I’m genuinely glad there’s nonetheless a non-US, non-Chinese language lab making an attempt to construct frontier LLMs (@MistralAI) however boy we’ve to degree up the sport in Europe.
Their new flagship mannequin is mainly “not the perfect” on any benchmark, but prices a number of instances greater than most opponents… pic.twitter.com/JwvR5eKWmT
— Michal Langmajer (@MichalLangmajer) April 30, 2026
Some builders argued open weights are a sturdiness play, not a leaderboard play. A mannequin anybody can obtain, fine-tune, and self-host does not have to win rankings as we speak to remain related. Others pointed to Mistral’s actual enterprise deployments throughout Europe as proof the moat is not purely technical.

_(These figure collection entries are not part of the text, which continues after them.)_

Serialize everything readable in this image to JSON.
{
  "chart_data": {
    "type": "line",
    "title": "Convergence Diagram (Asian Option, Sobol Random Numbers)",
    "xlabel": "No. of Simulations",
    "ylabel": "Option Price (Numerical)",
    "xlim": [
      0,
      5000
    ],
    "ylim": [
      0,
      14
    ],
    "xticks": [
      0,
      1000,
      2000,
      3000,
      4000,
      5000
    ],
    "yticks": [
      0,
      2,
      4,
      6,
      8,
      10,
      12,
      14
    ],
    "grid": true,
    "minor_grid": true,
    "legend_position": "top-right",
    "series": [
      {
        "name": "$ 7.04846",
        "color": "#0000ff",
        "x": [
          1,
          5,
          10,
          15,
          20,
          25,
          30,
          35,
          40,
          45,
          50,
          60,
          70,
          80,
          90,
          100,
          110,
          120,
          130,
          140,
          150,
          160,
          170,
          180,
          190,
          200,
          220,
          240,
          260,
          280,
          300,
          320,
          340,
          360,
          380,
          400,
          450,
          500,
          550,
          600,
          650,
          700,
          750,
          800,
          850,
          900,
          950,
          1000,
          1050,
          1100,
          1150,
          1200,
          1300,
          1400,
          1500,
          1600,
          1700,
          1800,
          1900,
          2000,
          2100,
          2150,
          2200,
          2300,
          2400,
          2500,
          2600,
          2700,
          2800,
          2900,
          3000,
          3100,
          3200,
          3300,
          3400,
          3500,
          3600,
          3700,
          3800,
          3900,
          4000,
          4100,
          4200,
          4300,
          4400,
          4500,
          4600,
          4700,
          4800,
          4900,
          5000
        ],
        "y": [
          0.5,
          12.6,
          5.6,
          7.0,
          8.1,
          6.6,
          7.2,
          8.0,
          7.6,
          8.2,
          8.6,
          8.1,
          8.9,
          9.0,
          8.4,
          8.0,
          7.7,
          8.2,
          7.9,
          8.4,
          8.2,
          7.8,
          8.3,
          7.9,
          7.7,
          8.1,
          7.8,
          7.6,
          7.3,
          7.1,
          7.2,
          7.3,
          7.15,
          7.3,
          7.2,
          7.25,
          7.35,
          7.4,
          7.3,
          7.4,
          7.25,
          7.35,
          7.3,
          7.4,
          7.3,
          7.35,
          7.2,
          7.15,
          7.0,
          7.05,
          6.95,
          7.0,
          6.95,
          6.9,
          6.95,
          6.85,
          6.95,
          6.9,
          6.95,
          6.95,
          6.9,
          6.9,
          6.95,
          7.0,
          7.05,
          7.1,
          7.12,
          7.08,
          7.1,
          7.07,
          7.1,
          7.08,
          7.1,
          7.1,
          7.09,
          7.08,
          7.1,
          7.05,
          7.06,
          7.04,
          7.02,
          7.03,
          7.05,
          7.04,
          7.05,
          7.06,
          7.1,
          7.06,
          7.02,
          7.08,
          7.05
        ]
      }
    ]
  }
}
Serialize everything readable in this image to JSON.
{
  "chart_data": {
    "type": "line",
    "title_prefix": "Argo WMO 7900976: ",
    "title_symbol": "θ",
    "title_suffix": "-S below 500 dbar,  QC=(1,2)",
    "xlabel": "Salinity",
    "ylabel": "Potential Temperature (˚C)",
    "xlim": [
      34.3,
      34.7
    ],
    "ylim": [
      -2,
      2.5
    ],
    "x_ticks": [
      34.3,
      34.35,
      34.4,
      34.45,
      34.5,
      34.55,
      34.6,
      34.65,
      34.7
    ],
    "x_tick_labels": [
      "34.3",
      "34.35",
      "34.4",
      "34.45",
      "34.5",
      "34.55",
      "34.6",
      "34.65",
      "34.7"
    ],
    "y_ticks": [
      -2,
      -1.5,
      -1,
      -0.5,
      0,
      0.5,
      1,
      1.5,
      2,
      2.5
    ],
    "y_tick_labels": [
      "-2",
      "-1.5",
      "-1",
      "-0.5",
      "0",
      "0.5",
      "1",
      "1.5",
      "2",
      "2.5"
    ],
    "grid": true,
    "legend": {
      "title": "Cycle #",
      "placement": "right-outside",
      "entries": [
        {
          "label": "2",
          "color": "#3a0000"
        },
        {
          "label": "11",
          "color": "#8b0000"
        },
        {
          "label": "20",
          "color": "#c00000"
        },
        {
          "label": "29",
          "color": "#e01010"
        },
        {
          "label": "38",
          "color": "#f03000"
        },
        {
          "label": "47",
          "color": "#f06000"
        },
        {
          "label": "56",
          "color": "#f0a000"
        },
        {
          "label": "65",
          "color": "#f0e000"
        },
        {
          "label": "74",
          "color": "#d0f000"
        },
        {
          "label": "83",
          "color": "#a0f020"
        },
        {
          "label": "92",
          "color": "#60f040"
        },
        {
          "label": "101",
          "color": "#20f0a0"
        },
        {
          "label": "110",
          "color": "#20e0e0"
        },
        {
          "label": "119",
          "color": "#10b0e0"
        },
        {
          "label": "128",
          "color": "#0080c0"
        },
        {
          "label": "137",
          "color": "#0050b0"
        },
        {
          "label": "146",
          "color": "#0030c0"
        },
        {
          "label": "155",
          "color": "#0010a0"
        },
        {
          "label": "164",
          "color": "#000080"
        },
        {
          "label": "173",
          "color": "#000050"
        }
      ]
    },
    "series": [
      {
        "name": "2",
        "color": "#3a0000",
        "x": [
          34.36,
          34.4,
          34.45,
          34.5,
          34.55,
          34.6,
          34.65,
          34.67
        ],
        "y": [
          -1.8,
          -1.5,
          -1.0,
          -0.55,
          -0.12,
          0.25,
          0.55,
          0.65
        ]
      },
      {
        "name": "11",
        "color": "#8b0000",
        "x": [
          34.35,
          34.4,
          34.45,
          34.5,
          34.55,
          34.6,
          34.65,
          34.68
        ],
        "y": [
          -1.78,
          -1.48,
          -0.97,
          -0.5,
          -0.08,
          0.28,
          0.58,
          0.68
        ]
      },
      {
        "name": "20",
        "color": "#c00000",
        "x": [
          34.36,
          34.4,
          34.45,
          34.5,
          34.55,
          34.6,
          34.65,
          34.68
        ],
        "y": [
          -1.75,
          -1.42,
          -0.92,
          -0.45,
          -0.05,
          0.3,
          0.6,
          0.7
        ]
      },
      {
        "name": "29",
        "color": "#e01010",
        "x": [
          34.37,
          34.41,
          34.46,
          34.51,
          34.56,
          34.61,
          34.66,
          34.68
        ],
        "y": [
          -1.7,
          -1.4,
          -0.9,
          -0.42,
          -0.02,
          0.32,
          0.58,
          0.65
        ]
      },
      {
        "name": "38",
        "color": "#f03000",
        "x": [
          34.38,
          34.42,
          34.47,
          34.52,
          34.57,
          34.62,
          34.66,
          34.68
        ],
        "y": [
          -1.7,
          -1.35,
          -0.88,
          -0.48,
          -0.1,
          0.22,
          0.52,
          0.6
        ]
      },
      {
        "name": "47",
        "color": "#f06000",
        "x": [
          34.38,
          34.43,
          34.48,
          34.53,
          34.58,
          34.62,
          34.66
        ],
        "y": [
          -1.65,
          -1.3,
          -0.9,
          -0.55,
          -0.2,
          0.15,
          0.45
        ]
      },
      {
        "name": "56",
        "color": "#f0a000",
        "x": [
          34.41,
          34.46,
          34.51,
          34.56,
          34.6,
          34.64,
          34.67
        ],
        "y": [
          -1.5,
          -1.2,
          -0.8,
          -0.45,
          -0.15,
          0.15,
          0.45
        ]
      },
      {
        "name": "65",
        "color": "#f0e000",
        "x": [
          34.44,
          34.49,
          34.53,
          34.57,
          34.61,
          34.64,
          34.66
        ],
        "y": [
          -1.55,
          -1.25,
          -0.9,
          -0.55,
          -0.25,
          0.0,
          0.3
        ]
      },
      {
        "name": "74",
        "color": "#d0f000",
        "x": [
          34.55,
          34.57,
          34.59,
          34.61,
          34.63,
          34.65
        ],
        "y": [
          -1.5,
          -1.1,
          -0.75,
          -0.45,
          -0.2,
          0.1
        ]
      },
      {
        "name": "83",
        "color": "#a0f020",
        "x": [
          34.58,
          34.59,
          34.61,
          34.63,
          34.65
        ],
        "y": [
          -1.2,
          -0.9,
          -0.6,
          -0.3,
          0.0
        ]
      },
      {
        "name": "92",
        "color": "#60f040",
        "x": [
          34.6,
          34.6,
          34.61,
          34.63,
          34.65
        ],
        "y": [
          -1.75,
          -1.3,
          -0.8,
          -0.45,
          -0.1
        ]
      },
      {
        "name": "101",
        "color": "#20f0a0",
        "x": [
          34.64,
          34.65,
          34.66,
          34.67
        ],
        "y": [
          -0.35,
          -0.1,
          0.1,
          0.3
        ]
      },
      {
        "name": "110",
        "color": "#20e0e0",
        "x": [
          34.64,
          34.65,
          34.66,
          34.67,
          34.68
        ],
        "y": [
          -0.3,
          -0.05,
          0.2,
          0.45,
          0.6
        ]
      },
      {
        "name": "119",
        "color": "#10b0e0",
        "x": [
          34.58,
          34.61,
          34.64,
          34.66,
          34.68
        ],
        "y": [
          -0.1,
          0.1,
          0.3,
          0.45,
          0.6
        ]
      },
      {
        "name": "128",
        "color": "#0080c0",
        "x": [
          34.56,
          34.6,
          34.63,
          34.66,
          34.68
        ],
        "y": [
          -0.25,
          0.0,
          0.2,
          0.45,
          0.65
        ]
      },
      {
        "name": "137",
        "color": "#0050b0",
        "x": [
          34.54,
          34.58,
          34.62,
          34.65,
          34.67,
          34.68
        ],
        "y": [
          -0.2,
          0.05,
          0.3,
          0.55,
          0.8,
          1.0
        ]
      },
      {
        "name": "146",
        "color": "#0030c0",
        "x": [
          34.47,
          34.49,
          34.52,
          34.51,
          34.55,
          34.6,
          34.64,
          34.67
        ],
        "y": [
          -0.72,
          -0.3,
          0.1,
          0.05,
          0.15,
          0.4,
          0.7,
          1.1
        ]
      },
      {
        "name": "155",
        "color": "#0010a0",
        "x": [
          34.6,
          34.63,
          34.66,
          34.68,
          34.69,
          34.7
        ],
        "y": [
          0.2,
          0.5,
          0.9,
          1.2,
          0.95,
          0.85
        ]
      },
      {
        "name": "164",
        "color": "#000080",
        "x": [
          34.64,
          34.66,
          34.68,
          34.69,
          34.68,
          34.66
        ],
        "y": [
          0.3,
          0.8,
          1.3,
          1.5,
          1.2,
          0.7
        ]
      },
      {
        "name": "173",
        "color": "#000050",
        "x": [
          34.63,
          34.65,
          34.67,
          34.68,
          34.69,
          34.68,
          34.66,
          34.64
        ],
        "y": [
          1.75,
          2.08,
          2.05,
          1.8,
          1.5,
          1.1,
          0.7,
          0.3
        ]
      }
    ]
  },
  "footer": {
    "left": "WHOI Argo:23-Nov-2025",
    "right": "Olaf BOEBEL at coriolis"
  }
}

The Geopolitical security internet
That is the place Mistral’s precise pitch lives.
European enterprises beneath GDPR, banks dealing with delicate buyer information, and governments that will not route AI workloads by way of Chinese language infrastructure have restricted choices. As Decrypt reported final December, HSBC signed a multi-year take care of Mistral particularly to self-host fashions by itself infrastructure. The enchantment of an EU-headquartered open-weight lab with a $14 billion valuation does not present up in benchmark tables—however it reveals up in procurement selections.
Not the perfect at coding, and never the most cost effective. However it’s: not American, not Chinese language, auditable, self-hostable, and legally protected for European enterprise.
Day by day Debrief E-newsletter
Begin day-after-day with the highest information tales proper now, plus unique options, a podcast, movies and extra.